We often translate the English word “hero” into the Filipino “bayani,” and use these terms
interchangeably. If you trace the development of the word bayani from the 17th- to the 19th-century
Tagalog dictionaries and vocabularies compiled by Spanish missionaries, you’d find that the Filipino
“bayani” is far richer and more nuanced than the English “hero.”

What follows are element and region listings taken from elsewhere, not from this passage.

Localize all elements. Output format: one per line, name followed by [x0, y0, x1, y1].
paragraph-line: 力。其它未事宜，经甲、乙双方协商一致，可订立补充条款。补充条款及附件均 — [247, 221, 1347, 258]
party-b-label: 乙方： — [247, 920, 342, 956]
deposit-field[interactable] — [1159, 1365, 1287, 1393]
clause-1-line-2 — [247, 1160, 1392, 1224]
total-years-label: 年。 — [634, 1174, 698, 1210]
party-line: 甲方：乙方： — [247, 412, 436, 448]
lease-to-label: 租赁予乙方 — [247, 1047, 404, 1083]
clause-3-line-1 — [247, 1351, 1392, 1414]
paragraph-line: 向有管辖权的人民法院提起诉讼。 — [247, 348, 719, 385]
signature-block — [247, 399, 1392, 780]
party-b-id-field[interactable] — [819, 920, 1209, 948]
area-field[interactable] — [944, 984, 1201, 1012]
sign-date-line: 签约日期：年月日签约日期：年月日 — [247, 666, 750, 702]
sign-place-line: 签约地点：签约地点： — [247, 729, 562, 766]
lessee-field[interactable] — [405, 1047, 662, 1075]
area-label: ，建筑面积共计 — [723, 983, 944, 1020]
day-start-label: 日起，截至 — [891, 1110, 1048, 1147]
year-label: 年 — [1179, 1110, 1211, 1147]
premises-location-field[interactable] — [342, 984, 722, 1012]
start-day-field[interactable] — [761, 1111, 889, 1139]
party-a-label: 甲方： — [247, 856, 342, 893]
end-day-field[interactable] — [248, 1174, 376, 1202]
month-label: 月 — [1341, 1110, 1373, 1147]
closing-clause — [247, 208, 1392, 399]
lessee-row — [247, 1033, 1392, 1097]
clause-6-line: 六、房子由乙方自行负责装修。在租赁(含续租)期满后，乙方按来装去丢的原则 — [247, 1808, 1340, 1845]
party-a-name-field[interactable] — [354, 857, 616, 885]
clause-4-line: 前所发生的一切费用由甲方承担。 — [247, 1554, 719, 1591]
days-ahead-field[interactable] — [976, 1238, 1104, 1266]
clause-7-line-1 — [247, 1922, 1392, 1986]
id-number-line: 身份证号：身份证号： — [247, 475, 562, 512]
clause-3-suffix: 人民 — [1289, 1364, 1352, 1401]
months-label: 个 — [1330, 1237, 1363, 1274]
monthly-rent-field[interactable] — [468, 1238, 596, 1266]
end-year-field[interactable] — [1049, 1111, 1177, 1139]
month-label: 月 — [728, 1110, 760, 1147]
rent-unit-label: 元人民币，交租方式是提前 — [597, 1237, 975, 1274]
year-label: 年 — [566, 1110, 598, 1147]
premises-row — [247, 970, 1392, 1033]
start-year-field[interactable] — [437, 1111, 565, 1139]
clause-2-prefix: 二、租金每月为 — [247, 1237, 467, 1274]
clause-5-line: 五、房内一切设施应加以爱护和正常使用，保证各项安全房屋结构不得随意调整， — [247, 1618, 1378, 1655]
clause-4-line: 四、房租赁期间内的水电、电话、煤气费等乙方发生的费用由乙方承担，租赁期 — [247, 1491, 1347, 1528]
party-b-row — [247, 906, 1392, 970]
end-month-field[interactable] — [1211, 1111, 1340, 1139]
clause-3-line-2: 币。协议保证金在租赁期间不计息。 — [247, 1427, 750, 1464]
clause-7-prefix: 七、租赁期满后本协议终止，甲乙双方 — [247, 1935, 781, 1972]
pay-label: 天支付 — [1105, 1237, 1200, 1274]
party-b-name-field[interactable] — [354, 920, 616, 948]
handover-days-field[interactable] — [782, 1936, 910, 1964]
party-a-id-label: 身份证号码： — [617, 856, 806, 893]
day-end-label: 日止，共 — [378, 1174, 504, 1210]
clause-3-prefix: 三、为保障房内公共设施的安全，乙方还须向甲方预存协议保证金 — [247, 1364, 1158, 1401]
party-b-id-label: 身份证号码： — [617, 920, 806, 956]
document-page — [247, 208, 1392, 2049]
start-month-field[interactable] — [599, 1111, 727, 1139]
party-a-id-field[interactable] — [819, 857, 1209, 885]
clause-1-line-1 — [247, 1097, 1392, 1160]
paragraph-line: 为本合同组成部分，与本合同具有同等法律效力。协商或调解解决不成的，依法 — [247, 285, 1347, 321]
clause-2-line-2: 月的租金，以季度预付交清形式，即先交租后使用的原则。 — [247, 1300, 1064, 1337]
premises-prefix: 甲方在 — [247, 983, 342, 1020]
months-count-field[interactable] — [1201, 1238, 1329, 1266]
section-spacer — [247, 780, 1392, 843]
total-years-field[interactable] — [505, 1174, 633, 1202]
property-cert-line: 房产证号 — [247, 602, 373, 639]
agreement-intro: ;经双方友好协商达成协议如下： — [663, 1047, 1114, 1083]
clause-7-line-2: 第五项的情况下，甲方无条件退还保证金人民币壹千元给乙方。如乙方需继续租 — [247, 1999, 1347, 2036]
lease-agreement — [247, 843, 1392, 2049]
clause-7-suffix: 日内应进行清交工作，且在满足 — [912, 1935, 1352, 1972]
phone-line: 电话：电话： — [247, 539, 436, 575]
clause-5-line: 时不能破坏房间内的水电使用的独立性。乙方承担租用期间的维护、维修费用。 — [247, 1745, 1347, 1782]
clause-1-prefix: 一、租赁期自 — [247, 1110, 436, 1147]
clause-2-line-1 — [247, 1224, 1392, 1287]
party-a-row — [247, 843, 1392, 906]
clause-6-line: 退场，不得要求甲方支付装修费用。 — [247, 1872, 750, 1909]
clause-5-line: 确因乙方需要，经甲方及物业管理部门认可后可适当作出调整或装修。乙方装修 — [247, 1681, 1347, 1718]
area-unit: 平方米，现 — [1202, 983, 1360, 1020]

A hero is defined as a “person who is admired or idealized for courage, outstanding achievements, or
noble qualities.” A hero can also refer to a leading man in a play or film. In some contexts, a hero may
even refer to a submarine sandwich! On the other hand, before the 20th century, a bayani could mean a
man of extraordinary strength, bravery, ability, usually a warrior; a man who had the qualities of the gods.
Bayani could also refer to a dagger.

Then there are related words, like “taong makabayan,” a hero or patriot; “dakila,” a man who does
something noble; “mamayani,” a victorious man, a man who prevails. And, yes, bayani can also be a
leading man in a play.

In the 1832 edition of the “Vocabulario de la lengua tagala” compiled by the Jesuit fathers Juan de Noceda
and Pedro de Sanlucar, bayani was defined as a person who volunteers or offers free service toward a
cooperative task or common endeavor. These were the people who practiced “bayanihan,” which in olden
times meant physically carrying somebody’s nipa hut from one place to another. It was a community
helping each other out. If we take this meaning and relate bayani to the root word “bayan,” referring to a
community of people, a town, or the nation, a bayani is someone who goes beyond himself by doing
something for the nation.

Rizal, a dead hero, wrote in 1890: “One only dies once, and if one does not die well, a good opportunity is
lost and will not present itself again.” In 2021, we need living heroes. To rephrase Rizal’s line: “One only
lives once, and if one does not live well, a good opportunity is lost and will not present itself again.”